Die PHEV werden dann einen erheblichen und jährlich weiter zunehmenden Systemnutzen haben weil sie eben mit ihren Ladezeiten den hochpreisigen und wenig energieeffizienten Stunden sehr viel besser ausweichen können. Abgesehen davon, dass zur Rush Hour (Urlaubssaison) die Ladestellen an den Autobahnen auch sehr viel teurer in der Nutzung sein werden, um den Reisenden einen Engpass zu signalisieren. Ab 2030 dürften es schon die ersten Flottenbetreiber (Mietwagenfirmen, Paketdienstleister, Taxiunternehmen, Stadtwerke) sehen, die ihren mit einem REX ausgerüsteten Fuhrparkanteil in den wenigen, aber sehr hochpreisigen Stromstunden einer winterlichen Dunkelflaute gar nicht mehr vom Hof lassen weil sie mit ihnen als Schwarmkraftwerke im Stromsektor viel besseres Geld verdienen können als auf der Straße.

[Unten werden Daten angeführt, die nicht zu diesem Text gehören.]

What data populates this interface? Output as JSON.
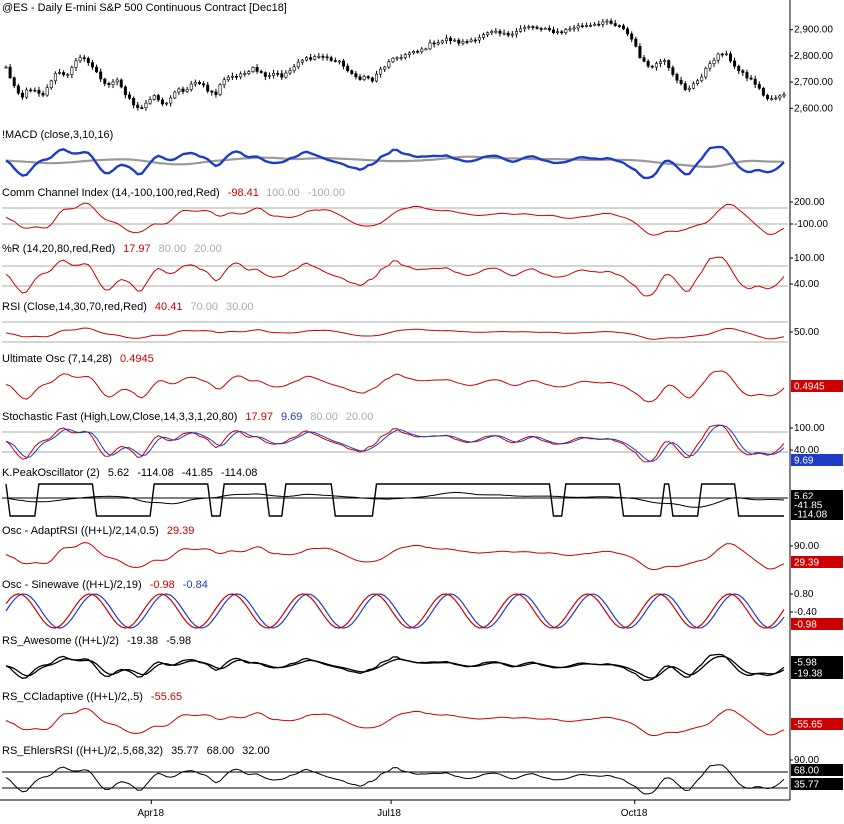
{
  "chart_data": [
    {
      "type": "candlestick",
      "panel": "price",
      "title": "@ES - Daily  E-mini S&P 500 Continuous Contract [Dec18]",
      "yticks": [
        "2,900.00",
        "2,800.00",
        "2,700.00",
        "2,600.00"
      ],
      "ytick_values": [
        2900,
        2800,
        2700,
        2600
      ],
      "ylim": [
        2540,
        2960
      ],
      "x_labels": [
        "Apr18",
        "Jul18",
        "Oct18"
      ],
      "x_label_positions": [
        0.19,
        0.495,
        0.805
      ],
      "last_value": 2650,
      "approx_closes": [
        2755,
        2690,
        2630,
        2680,
        2660,
        2645,
        2705,
        2745,
        2720,
        2770,
        2790,
        2780,
        2740,
        2700,
        2690,
        2705,
        2650,
        2618,
        2600,
        2630,
        2645,
        2610,
        2640,
        2670,
        2665,
        2695,
        2700,
        2670,
        2650,
        2710,
        2725,
        2720,
        2735,
        2760,
        2735,
        2725,
        2740,
        2720,
        2745,
        2770,
        2790,
        2795,
        2800,
        2790,
        2780,
        2770,
        2730,
        2715,
        2720,
        2705,
        2745,
        2770,
        2790,
        2800,
        2810,
        2815,
        2830,
        2850,
        2855,
        2865,
        2855,
        2850,
        2860,
        2870,
        2880,
        2890,
        2885,
        2880,
        2895,
        2905,
        2910,
        2905,
        2900,
        2895,
        2890,
        2900,
        2910,
        2915,
        2920,
        2925,
        2930,
        2920,
        2910,
        2890,
        2850,
        2780,
        2760,
        2770,
        2790,
        2740,
        2700,
        2660,
        2700,
        2720,
        2770,
        2800,
        2810,
        2780,
        2740,
        2720,
        2700,
        2660,
        2630,
        2640,
        2650
      ]
    },
    {
      "type": "line",
      "panel": "macd",
      "title": "!MACD (close,3,10,16)",
      "series": [
        {
          "name": "MACD",
          "color": "#1f3cc8"
        },
        {
          "name": "Signal",
          "color": "#999999"
        }
      ]
    },
    {
      "type": "line",
      "panel": "cci",
      "title": "Comm Channel Index (14,-100,100,red,Red)",
      "values_text": [
        "-98.41",
        "100.00",
        "-100.00"
      ],
      "value_colors": [
        "#cc0000",
        "#aaaaaa",
        "#aaaaaa"
      ],
      "yticks": [
        "200.00",
        "-100.00"
      ],
      "last_value": -98.41
    },
    {
      "type": "line",
      "panel": "williams_r",
      "title": "%R (14,20,80,red,Red)",
      "values_text": [
        "17.97",
        "80.00",
        "20.00"
      ],
      "value_colors": [
        "#cc0000",
        "#aaaaaa",
        "#aaaaaa"
      ],
      "yticks": [
        "100.00",
        "40.00"
      ],
      "last_value": 17.97
    },
    {
      "type": "line",
      "panel": "rsi",
      "title": "RSI (Close,14,30,70,red,Red)",
      "values_text": [
        "40.41",
        "70.00",
        "30.00"
      ],
      "value_colors": [
        "#cc0000",
        "#aaaaaa",
        "#aaaaaa"
      ],
      "yticks": [
        "50.00"
      ],
      "last_value": 40.41
    },
    {
      "type": "line",
      "panel": "ultimate_osc",
      "title": "Ultimate Osc (7,14,28)",
      "values_text": [
        "0.4945"
      ],
      "value_colors": [
        "#cc0000"
      ],
      "badge": "0.4945",
      "last_value": 0.4945
    },
    {
      "type": "line",
      "panel": "stochastic",
      "title": "Stochastic Fast (High,Low,Close,14,3,3,1,20,80)",
      "values_text": [
        "17.97",
        "9.69",
        "80.00",
        "20.00"
      ],
      "value_colors": [
        "#cc0000",
        "#1f3cc8",
        "#aaaaaa",
        "#aaaaaa"
      ],
      "yticks": [
        "100.00",
        "40.00"
      ],
      "badge": "9.69",
      "series": [
        {
          "name": "%K",
          "color": "#cc0000",
          "last": 17.97
        },
        {
          "name": "%D",
          "color": "#1f3cc8",
          "last": 9.69
        }
      ]
    },
    {
      "type": "line",
      "panel": "peak_oscillator",
      "title": "K.PeakOscillator (2)",
      "values_text": [
        "5.62",
        "-114.08",
        "-41.85",
        "-114.08"
      ],
      "value_colors": [
        "#000000",
        "#000000",
        "#000000",
        "#000000"
      ],
      "badges": [
        "5.62",
        "-41.85",
        "-114.08"
      ]
    },
    {
      "type": "line",
      "panel": "adapt_rsi",
      "title": "Osc - AdaptRSI ((H+L)/2,14,0.5)",
      "values_text": [
        "29.39"
      ],
      "value_colors": [
        "#cc0000"
      ],
      "yticks": [
        "90.00"
      ],
      "badge": "29.39",
      "last_value": 29.39
    },
    {
      "type": "line",
      "panel": "sinewave",
      "title": "Osc - Sinewave ((H+L)/2,19)",
      "values_text": [
        "-0.98",
        "-0.84"
      ],
      "value_colors": [
        "#cc0000",
        "#1f3cc8"
      ],
      "yticks": [
        "0.80",
        "-0.40"
      ],
      "badge": "-0.98"
    },
    {
      "type": "line",
      "panel": "awesome",
      "title": "RS_Awesome ((H+L)/2)",
      "values_text": [
        "-19.38",
        "-5.98"
      ],
      "value_colors": [
        "#000000",
        "#000000"
      ],
      "badges": [
        "-5.98",
        "-19.38"
      ]
    },
    {
      "type": "line",
      "panel": "ccladaptive",
      "title": "RS_CCladaptive ((H+L)/2,.5)",
      "values_text": [
        "-55.65"
      ],
      "value_colors": [
        "#cc0000"
      ],
      "badge": "-55.65",
      "last_value": -55.65
    },
    {
      "type": "line",
      "panel": "ehlers_rsi",
      "title": "RS_EhlersRSI ((H+L)/2,.5,68,32)",
      "values_text": [
        "35.77",
        "68.00",
        "32.00"
      ],
      "value_colors": [
        "#000000",
        "#000000",
        "#000000"
      ],
      "yticks": [
        "90.00"
      ],
      "badges": [
        "68.00",
        "35.77"
      ]
    }
  ],
  "colors": {
    "background": "#ffffff",
    "red": "#cc0000",
    "blue": "#1f3cc8",
    "gray": "#999999",
    "guide": "#aaaaaa",
    "black": "#000000"
  }
}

Da können Batteriepreise bis dahin noch weiter sinken - diese systemisch bedingten Vorteile von PHEV (BEV mit REX aber kleinerer Batterie) werden dafür sorgen dass das Konzept immer seinen anteiligen Platz im Antriebsmix haben wird und zunehmendem Anteil fluktuierender erneuerbarer Stromerzeugung im Gesamtsystem sogar noch wachsen wird.

Re: PHEV - Die Totengräber der Elektromobilität ?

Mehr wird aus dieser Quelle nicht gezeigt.